Fasziniert beobachte ich, wie meine Hände das Seil führen. Sehr technisch, für mehr fehlt mir die Erfahrung. Und dennoch lasse ich hier und da das Seil bewusst über ihre Haut gleiten, um sie spüren zu lassen. „Ein Seil kann auch streicheln!“ höre ich seine Worte in meinem Ohr.

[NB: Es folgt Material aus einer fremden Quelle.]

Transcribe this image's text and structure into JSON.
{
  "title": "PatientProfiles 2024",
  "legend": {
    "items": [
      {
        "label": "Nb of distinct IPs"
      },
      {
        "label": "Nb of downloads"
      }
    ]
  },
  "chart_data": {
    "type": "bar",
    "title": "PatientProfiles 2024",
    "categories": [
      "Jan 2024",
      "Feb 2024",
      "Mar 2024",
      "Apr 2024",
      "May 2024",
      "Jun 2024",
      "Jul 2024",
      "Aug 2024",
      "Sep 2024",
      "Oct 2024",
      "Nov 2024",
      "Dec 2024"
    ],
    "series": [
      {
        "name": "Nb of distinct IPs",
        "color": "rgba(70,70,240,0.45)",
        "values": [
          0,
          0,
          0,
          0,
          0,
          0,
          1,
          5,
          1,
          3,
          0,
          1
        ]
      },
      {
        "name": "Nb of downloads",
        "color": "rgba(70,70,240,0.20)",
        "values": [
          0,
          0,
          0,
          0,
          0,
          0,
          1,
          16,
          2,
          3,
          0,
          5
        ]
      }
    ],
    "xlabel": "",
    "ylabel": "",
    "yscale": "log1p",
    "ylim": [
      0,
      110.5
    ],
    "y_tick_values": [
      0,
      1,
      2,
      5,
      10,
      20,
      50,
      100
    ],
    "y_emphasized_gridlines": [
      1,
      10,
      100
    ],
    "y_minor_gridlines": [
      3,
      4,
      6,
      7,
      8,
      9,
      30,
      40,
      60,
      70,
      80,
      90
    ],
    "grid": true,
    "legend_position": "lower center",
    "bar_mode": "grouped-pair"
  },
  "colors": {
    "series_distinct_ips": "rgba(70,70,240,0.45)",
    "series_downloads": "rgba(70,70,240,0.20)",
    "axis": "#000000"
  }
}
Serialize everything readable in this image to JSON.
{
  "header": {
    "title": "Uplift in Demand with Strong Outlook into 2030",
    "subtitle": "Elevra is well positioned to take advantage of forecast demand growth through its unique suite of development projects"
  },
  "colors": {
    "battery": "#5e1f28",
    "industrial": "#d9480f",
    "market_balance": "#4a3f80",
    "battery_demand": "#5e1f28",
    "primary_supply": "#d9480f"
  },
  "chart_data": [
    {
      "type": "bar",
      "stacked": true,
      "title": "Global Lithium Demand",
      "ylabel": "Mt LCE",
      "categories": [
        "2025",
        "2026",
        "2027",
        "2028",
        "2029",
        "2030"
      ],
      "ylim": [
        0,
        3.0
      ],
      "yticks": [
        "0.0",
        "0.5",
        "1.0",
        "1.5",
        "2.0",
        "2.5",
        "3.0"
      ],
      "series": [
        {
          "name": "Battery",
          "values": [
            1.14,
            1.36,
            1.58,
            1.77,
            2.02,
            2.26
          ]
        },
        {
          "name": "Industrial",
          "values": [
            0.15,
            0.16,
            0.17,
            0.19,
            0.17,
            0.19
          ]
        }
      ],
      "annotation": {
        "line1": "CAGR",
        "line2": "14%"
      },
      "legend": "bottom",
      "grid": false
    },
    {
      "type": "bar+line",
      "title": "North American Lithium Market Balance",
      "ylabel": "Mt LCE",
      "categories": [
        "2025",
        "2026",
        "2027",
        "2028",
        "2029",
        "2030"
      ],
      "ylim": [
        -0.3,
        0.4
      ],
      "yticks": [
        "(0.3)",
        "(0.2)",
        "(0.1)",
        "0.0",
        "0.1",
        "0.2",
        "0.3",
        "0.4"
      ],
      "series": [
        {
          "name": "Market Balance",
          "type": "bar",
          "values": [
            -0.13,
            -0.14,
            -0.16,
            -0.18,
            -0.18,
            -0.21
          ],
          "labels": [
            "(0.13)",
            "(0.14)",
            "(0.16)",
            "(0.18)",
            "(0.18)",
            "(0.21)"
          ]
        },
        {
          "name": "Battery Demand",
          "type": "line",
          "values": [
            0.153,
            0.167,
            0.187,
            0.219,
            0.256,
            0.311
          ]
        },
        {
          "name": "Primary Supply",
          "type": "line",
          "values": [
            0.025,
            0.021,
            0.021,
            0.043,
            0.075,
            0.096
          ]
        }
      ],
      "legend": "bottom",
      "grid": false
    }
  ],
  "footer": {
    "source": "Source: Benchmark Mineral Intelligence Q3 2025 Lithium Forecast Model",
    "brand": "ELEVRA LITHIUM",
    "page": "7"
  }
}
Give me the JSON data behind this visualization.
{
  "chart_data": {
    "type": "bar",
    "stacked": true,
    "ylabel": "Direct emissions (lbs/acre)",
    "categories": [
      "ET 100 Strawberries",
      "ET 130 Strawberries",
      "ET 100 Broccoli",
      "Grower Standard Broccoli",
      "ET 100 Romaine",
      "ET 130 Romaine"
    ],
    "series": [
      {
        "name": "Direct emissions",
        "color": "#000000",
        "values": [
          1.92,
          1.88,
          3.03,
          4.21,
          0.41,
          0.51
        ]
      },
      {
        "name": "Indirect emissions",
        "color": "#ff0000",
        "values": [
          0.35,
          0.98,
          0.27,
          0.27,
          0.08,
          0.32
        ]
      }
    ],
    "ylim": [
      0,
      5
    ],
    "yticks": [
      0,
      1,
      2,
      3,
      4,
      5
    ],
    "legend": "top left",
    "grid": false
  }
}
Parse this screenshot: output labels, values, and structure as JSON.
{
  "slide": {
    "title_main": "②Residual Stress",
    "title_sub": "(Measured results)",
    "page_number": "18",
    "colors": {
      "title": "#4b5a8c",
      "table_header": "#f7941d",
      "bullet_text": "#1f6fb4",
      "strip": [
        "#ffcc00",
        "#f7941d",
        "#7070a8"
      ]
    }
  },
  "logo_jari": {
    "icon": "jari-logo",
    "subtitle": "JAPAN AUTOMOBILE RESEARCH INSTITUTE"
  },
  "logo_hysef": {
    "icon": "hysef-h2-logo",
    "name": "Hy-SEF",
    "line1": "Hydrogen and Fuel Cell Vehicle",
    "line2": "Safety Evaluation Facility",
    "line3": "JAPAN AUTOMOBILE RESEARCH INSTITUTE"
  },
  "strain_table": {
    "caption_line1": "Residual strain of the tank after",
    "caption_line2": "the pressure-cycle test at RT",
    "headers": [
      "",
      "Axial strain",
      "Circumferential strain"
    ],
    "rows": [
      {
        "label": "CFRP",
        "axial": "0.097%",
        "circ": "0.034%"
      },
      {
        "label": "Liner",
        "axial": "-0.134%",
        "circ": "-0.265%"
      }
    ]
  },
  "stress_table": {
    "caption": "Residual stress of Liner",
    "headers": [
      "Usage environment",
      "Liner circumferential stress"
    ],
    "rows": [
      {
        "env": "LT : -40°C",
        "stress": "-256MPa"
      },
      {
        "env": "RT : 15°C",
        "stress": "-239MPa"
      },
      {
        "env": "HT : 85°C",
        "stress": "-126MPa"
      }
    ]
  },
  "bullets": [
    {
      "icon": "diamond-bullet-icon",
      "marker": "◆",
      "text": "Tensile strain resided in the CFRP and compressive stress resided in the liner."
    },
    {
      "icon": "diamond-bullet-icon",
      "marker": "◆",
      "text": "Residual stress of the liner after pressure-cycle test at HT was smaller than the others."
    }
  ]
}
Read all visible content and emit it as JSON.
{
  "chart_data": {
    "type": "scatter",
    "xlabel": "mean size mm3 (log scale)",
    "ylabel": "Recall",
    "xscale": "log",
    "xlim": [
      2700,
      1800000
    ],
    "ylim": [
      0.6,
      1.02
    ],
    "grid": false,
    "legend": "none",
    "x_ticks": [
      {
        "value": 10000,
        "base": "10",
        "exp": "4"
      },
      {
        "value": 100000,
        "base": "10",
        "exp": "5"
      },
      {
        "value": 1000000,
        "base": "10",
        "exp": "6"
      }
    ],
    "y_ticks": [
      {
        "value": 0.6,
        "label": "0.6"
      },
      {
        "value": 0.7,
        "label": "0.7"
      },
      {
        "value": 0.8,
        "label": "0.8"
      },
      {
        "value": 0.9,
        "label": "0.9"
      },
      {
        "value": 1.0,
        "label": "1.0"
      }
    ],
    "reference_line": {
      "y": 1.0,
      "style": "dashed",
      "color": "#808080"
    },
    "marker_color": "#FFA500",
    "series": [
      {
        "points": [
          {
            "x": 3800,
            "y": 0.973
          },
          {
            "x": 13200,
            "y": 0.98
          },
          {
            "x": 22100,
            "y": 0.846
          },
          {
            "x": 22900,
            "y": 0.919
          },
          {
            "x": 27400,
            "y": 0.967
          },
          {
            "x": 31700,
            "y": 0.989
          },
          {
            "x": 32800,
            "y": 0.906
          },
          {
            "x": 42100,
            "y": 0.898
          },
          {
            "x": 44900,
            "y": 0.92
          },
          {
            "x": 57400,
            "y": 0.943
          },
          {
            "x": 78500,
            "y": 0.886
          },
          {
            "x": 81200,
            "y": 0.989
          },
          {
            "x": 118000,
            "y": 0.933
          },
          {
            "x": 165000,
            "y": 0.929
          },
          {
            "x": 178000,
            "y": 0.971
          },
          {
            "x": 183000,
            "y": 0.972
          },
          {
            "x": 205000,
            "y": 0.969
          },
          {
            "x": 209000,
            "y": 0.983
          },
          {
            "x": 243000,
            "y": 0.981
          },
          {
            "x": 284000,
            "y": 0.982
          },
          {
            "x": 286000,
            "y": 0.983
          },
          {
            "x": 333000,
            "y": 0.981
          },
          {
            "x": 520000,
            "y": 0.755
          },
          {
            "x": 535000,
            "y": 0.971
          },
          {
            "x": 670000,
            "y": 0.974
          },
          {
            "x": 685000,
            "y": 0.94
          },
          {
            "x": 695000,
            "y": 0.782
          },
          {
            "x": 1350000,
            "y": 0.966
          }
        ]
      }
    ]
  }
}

Ja, das zeigt er mir bei jedem Treffen wieder. Ein Seil kann hart und zart sein, quälen und streicheln. Aber an diesem Abend hat die Härte Hausverbot. Hier geht es um zwei Seelen, die Neues entdecken. Sie an dem Ende des Seils, an dem ich sonst zu Hause bin. Ich am anderen Ende, welches ich sonst vertrauensvoll von anderen führen lasse...

 

Noch eine Stunde zuvor hätte ich nicht gedacht, an diesem Abend ein Seil in die Hand zu nehmen. Doch sie war neugierig, wollte „es mal ausprobieren“. Also nahmen wir uns ein Seil, und ich tüddelte drauf los.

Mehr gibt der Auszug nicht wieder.